Each syscall has a specific args array layout. The opcode constants are defined in zbc_protocol.h.

Opcode

Name

Args

Returns

0x01

SH_SYS_OPEN

[0]=path, [1]=mode, [2]=len

fd or -1

0x02

SH_SYS_CLOSE

[0]=fd

0 or -1

0x03

SH_SYS_WRITEC

[0]=char_ptr

(void)

0x04

SH_SYS_WRITE0

[0]=string_ptr

(void)

0x05

SH_SYS_WRITE

[0]=fd, [1]=buf, [2]=count

bytes NOT written

0x06

SH_SYS_READ

[0]=fd, [1]=buf, [2]=count

bytes NOT read

0x07

SH_SYS_READC

(none)

char or -1

0x08

SH_SYS_ISERROR

[0]=status

1 if error, 0 otherwise

0x09

SH_SYS_ISTTY

[0]=fd

1 if tty, 0 otherwise

0x0A

SH_SYS_SEEK

[0]=fd, [1]=pos

0 or -1

0x0C

SH_SYS_FLEN

[0]=fd

length or -1

0x0D

SH_SYS_TMPNAM

[0]=buf, [1]=id, [2]=maxlen

0 or -1, fills buf

0x0E

SH_SYS_REMOVE

[0]=path, [1]=len

0 or -1

0x0F

SH_SYS_RENAME

[0]=old, [1]=old_len, [2]=new, [3]=new_len

0 or -1

0x10

SH_SYS_CLOCK

(none)

centiseconds since start

0x11

SH_SYS_TIME

(none)

seconds since epoch

0x12

SH_SYS_SYSTEM

[0]=cmd, [1]=len

exit code

0x13

SH_SYS_ERRNO

(none)

last errno

0x15

SH_SYS_GET_CMDLINE

[0]=buf, [1]=size

0 or -1, fills buf

0x16

SH_SYS_HEAPINFO

[0]=block_ptr

0, fills 4 values

0x18

SH_SYS_EXIT

[0]=reason, [1]=subcode

(no return)

0x30

SH_SYS_ELAPSED

[0]=tick_ptr

0, fills 8 bytes

0x31

SH_SYS_TICKFREQ

(none)

ticks per second

Open Mode Flags

Value

Name

Description

0

SH_OPEN_R

Read only

1

SH_OPEN_RB

Read only, binary

4

SH_OPEN_W

Write, truncate/create

5

SH_OPEN_WB

Write binary, truncate/create

8

SH_OPEN_A

Append, create if needed

See zbc_protocol.h for the full list (modes 0-11 corresponding to fopen modes).

Buffer Management

The library never allocates memory.
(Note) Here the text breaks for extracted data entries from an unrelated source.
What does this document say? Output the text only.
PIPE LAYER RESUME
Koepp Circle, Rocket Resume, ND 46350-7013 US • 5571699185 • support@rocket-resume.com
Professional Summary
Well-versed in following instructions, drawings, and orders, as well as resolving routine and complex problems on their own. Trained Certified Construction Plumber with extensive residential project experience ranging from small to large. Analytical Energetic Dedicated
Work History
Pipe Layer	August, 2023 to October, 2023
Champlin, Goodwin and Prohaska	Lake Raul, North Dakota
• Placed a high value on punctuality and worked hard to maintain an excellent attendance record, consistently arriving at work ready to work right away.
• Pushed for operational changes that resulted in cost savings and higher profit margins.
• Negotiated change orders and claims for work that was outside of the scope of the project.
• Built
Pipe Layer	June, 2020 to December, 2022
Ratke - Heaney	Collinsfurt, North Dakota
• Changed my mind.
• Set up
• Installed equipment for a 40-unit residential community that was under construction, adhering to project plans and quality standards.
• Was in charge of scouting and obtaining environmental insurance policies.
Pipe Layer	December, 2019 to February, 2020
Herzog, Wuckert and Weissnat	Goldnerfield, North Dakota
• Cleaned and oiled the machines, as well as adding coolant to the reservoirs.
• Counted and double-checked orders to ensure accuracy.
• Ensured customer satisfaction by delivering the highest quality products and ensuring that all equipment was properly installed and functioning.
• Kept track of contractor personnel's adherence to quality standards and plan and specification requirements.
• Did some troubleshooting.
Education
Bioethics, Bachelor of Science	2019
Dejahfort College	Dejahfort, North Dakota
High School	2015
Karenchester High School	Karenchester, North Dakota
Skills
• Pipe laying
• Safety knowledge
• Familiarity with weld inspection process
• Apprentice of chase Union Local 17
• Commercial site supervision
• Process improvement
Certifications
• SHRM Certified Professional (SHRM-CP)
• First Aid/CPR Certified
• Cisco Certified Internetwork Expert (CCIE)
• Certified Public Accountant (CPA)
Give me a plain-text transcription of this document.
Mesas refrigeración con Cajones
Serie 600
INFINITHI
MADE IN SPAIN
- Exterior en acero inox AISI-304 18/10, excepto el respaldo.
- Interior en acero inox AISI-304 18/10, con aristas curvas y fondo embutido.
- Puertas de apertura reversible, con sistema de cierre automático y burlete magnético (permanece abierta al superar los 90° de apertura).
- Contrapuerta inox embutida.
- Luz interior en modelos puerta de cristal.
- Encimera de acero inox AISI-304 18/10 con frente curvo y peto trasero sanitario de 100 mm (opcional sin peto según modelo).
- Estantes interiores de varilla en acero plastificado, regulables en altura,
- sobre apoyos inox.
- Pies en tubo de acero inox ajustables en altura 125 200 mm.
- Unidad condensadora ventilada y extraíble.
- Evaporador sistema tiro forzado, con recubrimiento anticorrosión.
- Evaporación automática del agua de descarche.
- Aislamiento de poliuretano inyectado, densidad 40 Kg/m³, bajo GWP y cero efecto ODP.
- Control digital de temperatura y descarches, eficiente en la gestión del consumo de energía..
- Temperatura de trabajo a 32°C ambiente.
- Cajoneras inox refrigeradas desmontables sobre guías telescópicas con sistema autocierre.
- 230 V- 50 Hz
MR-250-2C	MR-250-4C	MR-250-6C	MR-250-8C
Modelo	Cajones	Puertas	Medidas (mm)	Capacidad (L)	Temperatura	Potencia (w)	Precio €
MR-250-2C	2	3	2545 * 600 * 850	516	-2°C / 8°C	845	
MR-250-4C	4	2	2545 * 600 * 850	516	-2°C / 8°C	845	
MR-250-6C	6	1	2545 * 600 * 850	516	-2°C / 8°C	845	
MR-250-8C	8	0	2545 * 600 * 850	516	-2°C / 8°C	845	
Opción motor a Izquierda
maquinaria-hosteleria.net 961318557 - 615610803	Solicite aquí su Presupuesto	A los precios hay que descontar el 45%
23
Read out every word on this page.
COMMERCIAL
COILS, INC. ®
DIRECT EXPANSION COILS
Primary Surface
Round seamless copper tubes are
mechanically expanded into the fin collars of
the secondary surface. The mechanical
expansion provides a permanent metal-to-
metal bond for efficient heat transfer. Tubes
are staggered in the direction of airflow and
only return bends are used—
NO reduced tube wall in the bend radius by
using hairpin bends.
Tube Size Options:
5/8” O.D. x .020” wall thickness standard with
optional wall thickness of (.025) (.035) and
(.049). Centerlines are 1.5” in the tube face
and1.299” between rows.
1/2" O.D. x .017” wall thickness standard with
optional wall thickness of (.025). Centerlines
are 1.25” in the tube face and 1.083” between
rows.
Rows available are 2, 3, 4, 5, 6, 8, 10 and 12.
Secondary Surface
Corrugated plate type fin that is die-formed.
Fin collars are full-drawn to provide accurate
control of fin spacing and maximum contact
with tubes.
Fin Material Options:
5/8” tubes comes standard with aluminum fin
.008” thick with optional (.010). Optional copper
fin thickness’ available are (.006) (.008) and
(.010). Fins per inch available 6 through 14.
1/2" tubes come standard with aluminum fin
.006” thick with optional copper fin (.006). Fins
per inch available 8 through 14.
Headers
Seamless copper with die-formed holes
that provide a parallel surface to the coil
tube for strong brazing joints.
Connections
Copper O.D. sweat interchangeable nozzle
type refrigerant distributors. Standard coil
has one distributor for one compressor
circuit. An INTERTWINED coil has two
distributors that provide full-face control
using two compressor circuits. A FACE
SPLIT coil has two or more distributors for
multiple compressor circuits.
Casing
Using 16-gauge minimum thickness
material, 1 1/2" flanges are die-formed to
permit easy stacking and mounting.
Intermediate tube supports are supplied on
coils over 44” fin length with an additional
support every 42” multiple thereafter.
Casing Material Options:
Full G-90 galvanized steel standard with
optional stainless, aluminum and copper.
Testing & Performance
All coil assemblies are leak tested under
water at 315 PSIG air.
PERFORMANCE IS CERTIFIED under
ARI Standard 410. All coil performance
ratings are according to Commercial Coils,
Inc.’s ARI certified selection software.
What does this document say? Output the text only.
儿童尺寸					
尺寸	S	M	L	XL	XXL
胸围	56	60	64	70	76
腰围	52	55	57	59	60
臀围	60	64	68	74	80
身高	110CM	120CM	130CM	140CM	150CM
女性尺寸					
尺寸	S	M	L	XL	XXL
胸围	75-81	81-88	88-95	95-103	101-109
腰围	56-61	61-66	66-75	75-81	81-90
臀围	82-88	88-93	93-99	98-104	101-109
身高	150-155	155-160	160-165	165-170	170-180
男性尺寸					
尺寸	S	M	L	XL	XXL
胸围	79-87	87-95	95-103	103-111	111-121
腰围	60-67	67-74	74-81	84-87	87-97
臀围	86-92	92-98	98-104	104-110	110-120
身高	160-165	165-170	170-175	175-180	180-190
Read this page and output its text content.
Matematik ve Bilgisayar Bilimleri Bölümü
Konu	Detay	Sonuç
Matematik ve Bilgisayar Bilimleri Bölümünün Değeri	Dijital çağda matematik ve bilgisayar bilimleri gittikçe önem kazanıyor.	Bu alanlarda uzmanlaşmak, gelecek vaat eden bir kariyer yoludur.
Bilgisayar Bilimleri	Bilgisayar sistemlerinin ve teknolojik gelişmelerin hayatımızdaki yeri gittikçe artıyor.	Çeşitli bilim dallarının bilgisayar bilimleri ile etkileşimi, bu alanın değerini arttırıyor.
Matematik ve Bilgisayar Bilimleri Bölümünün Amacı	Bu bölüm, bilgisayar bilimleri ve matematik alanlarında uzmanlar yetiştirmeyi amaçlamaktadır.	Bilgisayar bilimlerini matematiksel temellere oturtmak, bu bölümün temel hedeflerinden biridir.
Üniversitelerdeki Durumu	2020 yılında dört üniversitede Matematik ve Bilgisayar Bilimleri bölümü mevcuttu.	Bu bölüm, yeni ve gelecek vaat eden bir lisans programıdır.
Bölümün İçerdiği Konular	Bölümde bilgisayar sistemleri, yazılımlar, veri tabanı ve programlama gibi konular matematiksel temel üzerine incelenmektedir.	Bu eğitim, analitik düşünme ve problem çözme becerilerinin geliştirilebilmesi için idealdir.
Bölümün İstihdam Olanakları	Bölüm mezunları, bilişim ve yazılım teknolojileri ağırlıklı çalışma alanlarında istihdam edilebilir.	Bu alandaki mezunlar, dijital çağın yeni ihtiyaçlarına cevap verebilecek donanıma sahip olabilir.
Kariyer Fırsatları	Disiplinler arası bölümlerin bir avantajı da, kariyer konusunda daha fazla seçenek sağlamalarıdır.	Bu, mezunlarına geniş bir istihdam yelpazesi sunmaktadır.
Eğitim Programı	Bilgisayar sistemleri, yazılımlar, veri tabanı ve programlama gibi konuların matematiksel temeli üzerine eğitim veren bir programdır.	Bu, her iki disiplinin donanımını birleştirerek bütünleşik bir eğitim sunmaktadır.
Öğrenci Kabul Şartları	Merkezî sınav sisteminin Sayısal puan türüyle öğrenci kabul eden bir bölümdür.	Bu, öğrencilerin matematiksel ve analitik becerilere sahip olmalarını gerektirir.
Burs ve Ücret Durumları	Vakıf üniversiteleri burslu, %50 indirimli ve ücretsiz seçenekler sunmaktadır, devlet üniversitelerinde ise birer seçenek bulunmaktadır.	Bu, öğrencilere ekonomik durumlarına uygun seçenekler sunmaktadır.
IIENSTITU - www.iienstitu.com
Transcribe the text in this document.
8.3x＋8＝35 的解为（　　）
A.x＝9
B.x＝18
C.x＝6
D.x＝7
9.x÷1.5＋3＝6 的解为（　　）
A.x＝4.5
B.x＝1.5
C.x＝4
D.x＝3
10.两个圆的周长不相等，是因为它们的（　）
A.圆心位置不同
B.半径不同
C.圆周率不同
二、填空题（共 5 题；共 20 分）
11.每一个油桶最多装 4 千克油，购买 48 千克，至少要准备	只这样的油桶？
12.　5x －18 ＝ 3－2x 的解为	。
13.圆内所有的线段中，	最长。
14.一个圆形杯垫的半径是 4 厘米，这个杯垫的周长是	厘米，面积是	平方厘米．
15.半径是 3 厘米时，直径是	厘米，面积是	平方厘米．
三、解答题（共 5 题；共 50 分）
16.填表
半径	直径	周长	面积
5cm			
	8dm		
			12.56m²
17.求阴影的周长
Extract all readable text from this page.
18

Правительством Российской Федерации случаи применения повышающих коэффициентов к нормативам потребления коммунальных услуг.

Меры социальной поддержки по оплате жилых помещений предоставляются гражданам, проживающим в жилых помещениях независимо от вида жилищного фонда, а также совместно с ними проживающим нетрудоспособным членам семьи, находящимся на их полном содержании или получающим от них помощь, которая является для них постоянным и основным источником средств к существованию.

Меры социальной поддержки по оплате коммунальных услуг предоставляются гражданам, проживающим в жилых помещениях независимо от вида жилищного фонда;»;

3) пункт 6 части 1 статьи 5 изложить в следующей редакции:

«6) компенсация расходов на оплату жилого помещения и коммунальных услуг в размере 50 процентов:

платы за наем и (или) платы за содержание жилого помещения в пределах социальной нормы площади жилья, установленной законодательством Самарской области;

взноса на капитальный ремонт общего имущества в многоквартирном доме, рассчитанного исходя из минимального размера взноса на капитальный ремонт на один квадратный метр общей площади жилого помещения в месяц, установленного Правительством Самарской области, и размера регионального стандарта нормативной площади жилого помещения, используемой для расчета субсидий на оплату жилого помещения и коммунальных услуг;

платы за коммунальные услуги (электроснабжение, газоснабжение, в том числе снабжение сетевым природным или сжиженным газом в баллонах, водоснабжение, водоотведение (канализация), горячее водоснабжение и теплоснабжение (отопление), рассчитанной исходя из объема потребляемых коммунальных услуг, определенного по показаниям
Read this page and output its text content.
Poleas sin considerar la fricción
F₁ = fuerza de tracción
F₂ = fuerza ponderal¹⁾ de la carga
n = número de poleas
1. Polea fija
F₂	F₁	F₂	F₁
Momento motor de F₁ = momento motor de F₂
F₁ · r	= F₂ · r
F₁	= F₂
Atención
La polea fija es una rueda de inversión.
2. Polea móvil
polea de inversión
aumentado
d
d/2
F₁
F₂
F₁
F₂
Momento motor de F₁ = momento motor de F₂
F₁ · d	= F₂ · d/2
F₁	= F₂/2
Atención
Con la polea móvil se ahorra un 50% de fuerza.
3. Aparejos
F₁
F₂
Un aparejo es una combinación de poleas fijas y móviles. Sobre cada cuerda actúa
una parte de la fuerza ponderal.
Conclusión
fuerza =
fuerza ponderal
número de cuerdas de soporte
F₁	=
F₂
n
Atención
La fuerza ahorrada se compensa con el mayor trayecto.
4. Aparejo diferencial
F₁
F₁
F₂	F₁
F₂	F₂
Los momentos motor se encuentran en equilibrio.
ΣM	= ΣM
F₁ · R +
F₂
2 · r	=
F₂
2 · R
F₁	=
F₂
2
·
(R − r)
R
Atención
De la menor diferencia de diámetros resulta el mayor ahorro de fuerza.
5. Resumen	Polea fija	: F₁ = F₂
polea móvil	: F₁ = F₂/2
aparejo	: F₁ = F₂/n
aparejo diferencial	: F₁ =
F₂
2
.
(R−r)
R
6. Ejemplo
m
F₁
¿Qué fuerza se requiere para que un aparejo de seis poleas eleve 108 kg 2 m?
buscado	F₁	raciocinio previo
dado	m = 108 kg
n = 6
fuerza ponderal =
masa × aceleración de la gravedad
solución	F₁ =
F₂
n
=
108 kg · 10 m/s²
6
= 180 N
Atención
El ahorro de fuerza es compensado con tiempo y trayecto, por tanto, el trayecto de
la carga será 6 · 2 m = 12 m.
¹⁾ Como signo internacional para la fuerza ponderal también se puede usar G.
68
You provide the RIFF buffer for each call.

Sizing:

  • 256 bytes handles most syscalls

  • 512 bytes is comfortable for file operations

  • Match your largest read/write size plus ~64 bytes overhead

The buffer is reused for both request and response. After zbc_call() returns, the buffer contains the response data. For syscalls that return data (like SYS_READ), response->data points into this buffer and response->data_size gives its length. Copy the data before making another call.